All phylogenetic species trees were adapted from published data74,75. To generate phylogenetic maximum likelihood (ML) trees, sequences were aligned using MUSCLE in MEGA776 and the JTT model (for CYP82C and LINE alignments) or Tamura-Nei model (for the EPCOT3 alignment). Sequences for all genes with the description “non-LTR retrotransposon family (LINE)” (n = 263) were batch-downloaded from TAIR (https://arabidopsis.org). Of these, sequences containing intact reverse-transcriptase domains (PGPDG, LIPK, FRPISL, or FADD sequences; n = 126) were used for subsequent phylogenetic analysis (Supplementary Notes 1 and 2). Gaps were removed from the CYP82C alignment, leaving a total of 480 codons. Information on genomes used for synteny analysis is shown in Supplementary Table 8.

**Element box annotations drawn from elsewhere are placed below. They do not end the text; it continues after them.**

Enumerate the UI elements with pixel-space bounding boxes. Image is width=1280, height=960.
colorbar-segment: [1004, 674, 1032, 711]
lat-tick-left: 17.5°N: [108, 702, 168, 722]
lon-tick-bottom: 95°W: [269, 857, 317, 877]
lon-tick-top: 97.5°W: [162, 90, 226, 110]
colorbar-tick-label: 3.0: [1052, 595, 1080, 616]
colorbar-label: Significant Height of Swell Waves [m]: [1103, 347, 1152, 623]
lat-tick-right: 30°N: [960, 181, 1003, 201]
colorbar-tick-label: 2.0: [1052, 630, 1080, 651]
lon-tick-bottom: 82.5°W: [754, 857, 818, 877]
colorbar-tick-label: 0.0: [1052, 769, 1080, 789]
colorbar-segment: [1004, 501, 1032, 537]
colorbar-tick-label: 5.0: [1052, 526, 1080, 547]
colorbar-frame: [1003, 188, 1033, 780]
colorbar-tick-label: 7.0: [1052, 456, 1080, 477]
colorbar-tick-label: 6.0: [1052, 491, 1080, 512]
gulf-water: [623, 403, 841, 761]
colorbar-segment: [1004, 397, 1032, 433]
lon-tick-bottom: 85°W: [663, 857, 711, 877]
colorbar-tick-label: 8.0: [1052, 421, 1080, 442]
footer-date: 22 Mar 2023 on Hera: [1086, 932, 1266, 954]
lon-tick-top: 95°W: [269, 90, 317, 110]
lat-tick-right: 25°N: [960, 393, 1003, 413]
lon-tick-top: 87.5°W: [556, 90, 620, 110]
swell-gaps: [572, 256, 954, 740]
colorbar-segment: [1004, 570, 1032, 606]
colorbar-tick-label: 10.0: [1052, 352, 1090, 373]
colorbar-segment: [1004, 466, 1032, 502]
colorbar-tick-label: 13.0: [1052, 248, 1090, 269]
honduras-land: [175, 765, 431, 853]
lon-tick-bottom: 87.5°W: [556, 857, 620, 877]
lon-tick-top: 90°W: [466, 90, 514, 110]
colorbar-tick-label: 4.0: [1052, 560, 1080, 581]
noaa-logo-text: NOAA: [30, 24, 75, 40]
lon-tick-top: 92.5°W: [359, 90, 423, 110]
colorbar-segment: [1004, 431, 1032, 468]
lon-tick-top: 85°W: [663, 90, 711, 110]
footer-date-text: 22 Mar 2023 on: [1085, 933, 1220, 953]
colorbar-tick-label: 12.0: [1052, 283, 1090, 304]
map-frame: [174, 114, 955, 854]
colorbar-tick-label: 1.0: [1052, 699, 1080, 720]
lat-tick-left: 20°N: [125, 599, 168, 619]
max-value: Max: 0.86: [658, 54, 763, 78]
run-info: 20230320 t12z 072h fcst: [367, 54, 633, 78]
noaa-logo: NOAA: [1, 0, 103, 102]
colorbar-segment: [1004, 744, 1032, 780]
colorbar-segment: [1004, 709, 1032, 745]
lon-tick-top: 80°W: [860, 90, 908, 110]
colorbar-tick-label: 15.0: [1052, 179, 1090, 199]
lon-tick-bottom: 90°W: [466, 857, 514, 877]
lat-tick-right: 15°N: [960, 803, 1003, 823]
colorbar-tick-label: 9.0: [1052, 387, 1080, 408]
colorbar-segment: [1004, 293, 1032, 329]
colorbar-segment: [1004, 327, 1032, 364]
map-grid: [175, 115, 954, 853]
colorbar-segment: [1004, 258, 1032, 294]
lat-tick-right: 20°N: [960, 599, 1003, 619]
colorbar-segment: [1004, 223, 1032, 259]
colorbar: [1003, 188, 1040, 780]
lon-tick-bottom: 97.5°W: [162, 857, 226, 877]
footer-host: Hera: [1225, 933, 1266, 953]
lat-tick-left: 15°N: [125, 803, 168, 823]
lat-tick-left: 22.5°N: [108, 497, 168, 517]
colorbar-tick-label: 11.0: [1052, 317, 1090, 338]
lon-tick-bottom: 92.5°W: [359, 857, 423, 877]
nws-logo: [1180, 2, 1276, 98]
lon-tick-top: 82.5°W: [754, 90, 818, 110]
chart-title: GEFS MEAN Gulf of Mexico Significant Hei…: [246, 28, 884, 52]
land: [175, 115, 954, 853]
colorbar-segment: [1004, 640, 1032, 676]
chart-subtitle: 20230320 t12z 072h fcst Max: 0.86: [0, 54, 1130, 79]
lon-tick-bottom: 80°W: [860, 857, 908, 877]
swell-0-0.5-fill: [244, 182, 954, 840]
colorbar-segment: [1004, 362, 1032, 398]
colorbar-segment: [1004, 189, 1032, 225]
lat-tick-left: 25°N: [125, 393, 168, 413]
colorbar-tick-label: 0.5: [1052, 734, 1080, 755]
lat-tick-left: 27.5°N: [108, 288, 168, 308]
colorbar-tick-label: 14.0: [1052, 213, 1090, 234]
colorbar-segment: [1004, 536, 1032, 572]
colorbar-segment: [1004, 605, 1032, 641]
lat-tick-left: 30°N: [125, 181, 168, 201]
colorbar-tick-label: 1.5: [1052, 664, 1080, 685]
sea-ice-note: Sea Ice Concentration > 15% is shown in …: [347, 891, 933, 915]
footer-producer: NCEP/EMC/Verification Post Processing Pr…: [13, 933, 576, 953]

Selection estimates based on nonsynonymous-to-synonymous substitution ratios were calculated from the CYP82C ML tree. A Newick tree file was generated from this ML tree (Supplementary Fig. 4b and Supplementary Data 1) and for Branch site models, branches were pre-defined. CodeML analysis in PAML77 was then conducted with the following modified parameters: ncatG = 8, CodonFreq = 3. The M0 test was performed with model = 0 and NSsites = 0. The M1a-null test was performed with model = 0 and NSsites = 1. A more stringent null test (fixed omega) was performed for each Branch site model to be tested (model = 2 and NSsites = 2), where omega was fixed to 1. Branch site models were then tested with unfixed omega. Likelihood ratio tests were performed by comparing critical values and degrees of freedom between each unfixed Branch site test and either the M1a test or the corresponding fixed-omega test. Pre-defined branches with P-values < 0.05 for both tests were regarded as under positive selection (Supplementary Data 1).

Bioinformatics

Epigenetics data were obtained from published work55,56. Percent identity matrices were constructed from Clustal Omega Multiple Sequence Alignments (https://www.ebi.ac.uk/Tools/msa/clustalo/). Promoter alignment plots were generated using mVISTA (http://genome.lbl.gov/vista/mvista/submit.shtml)78.

Reporting Summary

Further information on research design is available in the Nature Research Reporting Summary linked to this article.